Vatican Notes & Quotes
Detroit Teens Prefer Pope to Clinton's Scandal
More than 2,000 “[t]eens from throughout [metropolitan] Detroit gathered at a downtown hotel Sunday, expecting to watch a papal mass from Havana's Revolution Square. Instead, they saw network TV coverage of President Clinton's possible infidelity.
“That didn't deter participants at a two-day Catholic Youth Organization conference from discussing whether Pope John Paul II's visit would bring greater faith and freedom to Cuba,” said a report in Detroit News Jan. 26.
The article quoted 17-year-old Meghan McGahey expressing her disapproval of the programming change.
“I really wanted to hear [the Pope]; he is such an inspiration to me and my peers,” she said. “When I first heard him speak four years ago, I understood he knew how to make an impression on us. He put a lot of hope into our lives.”
When it was clear that the telecast of the Mass would not appear, Father Gerry LeBoeuf, a leader of the event, began an impromptu discussion about religious persecution in Cuba, telling the group, “We take our faith for granted … there are some children your own age who haven't had the same opportunity” to worship openly.
He added that the Pope, “was raised in a communist country and had to study to be a priest underground.”
Cecilia Patina, 15, praised the Pope and offered an explanation for why Fidel Castro may be more open to religion. “[H]e is getting awful old,” she is quoted saying.
Castro Confronts the Novus Ordo
Whether Fidel Castro feels comfortable with the New World Order or not, he certainly looked out of place in what was probably the first Vatican II-era Novus Ordo Mass he ever attended. When Castro was in Catholic school, the Mass was still celebrated in the Tridentine Rite.
Cardinal Anthony Bevilacqua, who concelebrated Sunday Mass with the Pope on his recent visit to Cuba, spoke of Castro's Mass habits when he returned home to a reporter with the Philadelphia Daily News.
Castro was “clueless” according to the reporter. He flipped through his missal and kept looking on the pages of those next to him to find the right place.
Said Cardinal Bevilacqua: “He got caught at the kiss of peace. He was off guard completely. He didn't know what to do.” Though the virulently anti-Catholic dictator did not cross himself or appear to pray during Mass, he was “very respectful,” and “enjoyed it a great deal,” and applauded politely during the homily.
Later, at a reception for about 50 bishops and cardinals from across the Americas, Cardinal Bevilacqua said, “I was very close to him … he just kept talking, but nothing of a substantive nature.
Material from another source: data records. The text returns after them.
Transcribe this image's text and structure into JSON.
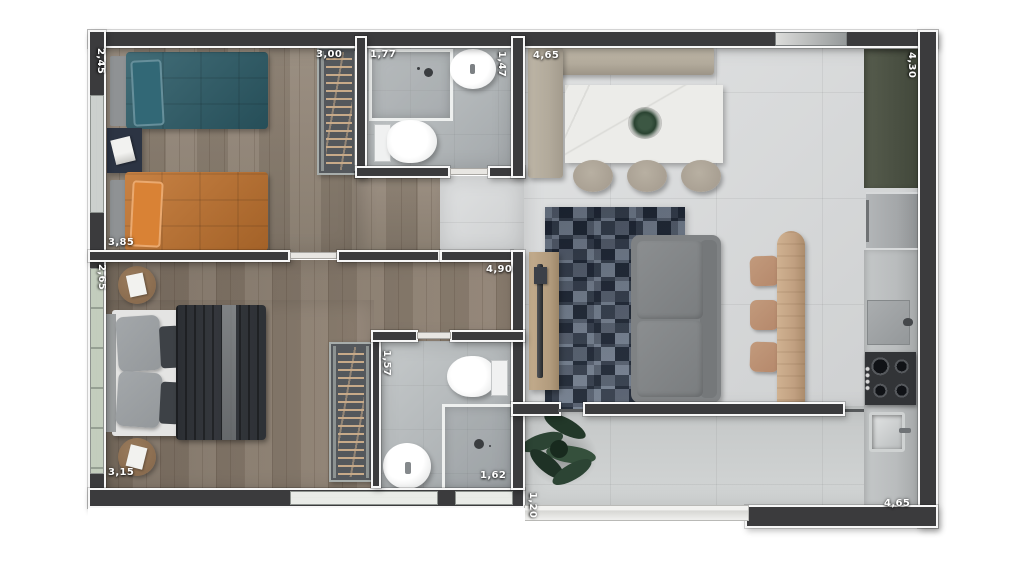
{
  "floorplan": {
    "title": "apartment-floor-plan",
    "unit": "m",
    "dimensions": {
      "bedroom1_side": "2,45",
      "bedroom1_top": "3,00",
      "bathroom1_top": "1,77",
      "bathroom1_side": "1,47",
      "living_top": "4,65",
      "kitchen_side_top": "4,30",
      "bedroom1_bottom": "3,85",
      "bedroom2_side_top": "2,65",
      "bedroom2_top": "4,90",
      "bathroom2_side": "1,57",
      "bedroom2_bottom": "3,15",
      "bathroom2_shower": "1,62",
      "terrace_side": "1,20",
      "kitchen_side_bottom": "4,65"
    },
    "colors": {
      "wall": "#3b3b3d",
      "wall-edge": "#f7f7f7",
      "wood-a": "#908374",
      "wood-b": "#8b7d6e",
      "tile": "#d6d8d9",
      "tile-terrace": "#cfd2d2",
      "bath-floor": "#b7bcbe",
      "bed-teal": "#2d5d69",
      "bed-orange": "#c2742f",
      "nightstand": "#2c3443",
      "headboard": "#8f9294",
      "duvet-dark": "#34373c",
      "pillow-gray": "#94989b",
      "bed-base": "#e4e4e3",
      "side-table": "#8a6c4f",
      "wardrobe": "#54585c",
      "hanger-wood": "#c7aa89",
      "bench": "#b2aa9b",
      "marble": "#ecece9",
      "stool": "#a9a093",
      "rug": "#4b5667",
      "sofa": "#7f8284",
      "tv-console": "#b29b7d",
      "desk-wood": "#c1a081",
      "chair-wood": "#b5886b",
      "counter-green": "#4b5143",
      "fridge": "#a4a7a9",
      "counter": "#b9bcbd",
      "cooktop": "#323437",
      "plant": "#2c4434",
      "window-green": "#c3cdbd",
      "window-gray": "#ccd0cd"
    }
  }
}
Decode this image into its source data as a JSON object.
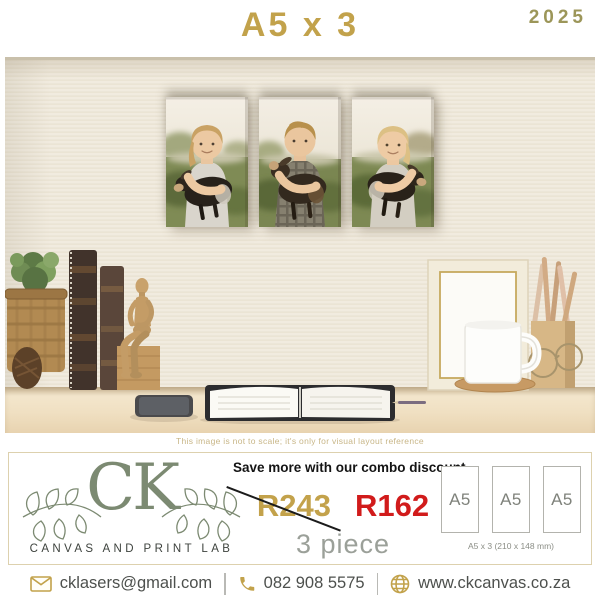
{
  "header": {
    "title": "A5 x 3",
    "year": "2025"
  },
  "photo": {
    "disclaimer": "This image is not to scale; it's only for visual layout reference",
    "canvas_count": "3"
  },
  "brand": {
    "monogram": "CK",
    "tagline": "CANVAS AND PRINT LAB"
  },
  "offer": {
    "headline": "Save more with our combo discount",
    "old_price": "R243",
    "new_price": "R162",
    "quantity": "3 piece"
  },
  "sizes": {
    "labels": [
      "A5",
      "A5",
      "A5"
    ],
    "caption": "A5 x 3  (210 x 148 mm)"
  },
  "footer": {
    "items": [
      {
        "icon": "envelope-icon",
        "text": "cklasers@gmail.com"
      },
      {
        "icon": "phone-icon",
        "text": "082 908 5575"
      },
      {
        "icon": "globe-icon",
        "text": "www.ckcanvas.co.za"
      }
    ]
  },
  "colors": {
    "accent_gold": "#c2a24b",
    "brand_sage": "#7c8a72",
    "price_red": "#d11b1b",
    "year_olive": "#9c9659"
  }
}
He dominated the conversation,” talking about such things as different kinds of wines in Cuba.
After the Mass, said the cardinal, a Cuban he met in a Havana parish said, “‘Today, the revolution has ended.’ And that's what I sensed, too.”
Holy Father Unwelcome in Russia
A Reuters story reported Jan. 27 that “Pope John Paul II, who has just visited communist Cuba, is still not welcome in post-Soviet Russia, a Russian Orthodox Church official said Tuesday, citing continued disagreements with the Vatican.
“‘It's not that [Cuban Leader] Fidel Castro is good and the Russian Orthodox Church is so bad,” said Father Ilarion Alfeyev, who oversees the Church's relations with other Christian faiths.
“‘The Roman Catholic Church did not seize churches in Cuba, there wasn't this violence, this atmosphere that has developed here, and so in some ways it was easier,’ to go to Cuba, Alfeyev told Reuters in an interview,” referring to disputes between Ukrainian Catholics and Orthodox.
In 1991, when the Soviet Union collapsed, Ukrainian Greek Catholics, or Uniates began to claim Church property from the pro-Moscow Orthodox Church, according to the article. The Orthodox Church also resents Catholic evangelization in Russia.
The article noted that the Holy Father longs for a reunification of Orthodox and Catholic believers, and a strengthening of relations in the year 2000. Alfeyev, an Oxford-Educated Russian, is quoted saying that, “in human hands” reunification is “not possible.” He added, “But a miracle of God is always possible.”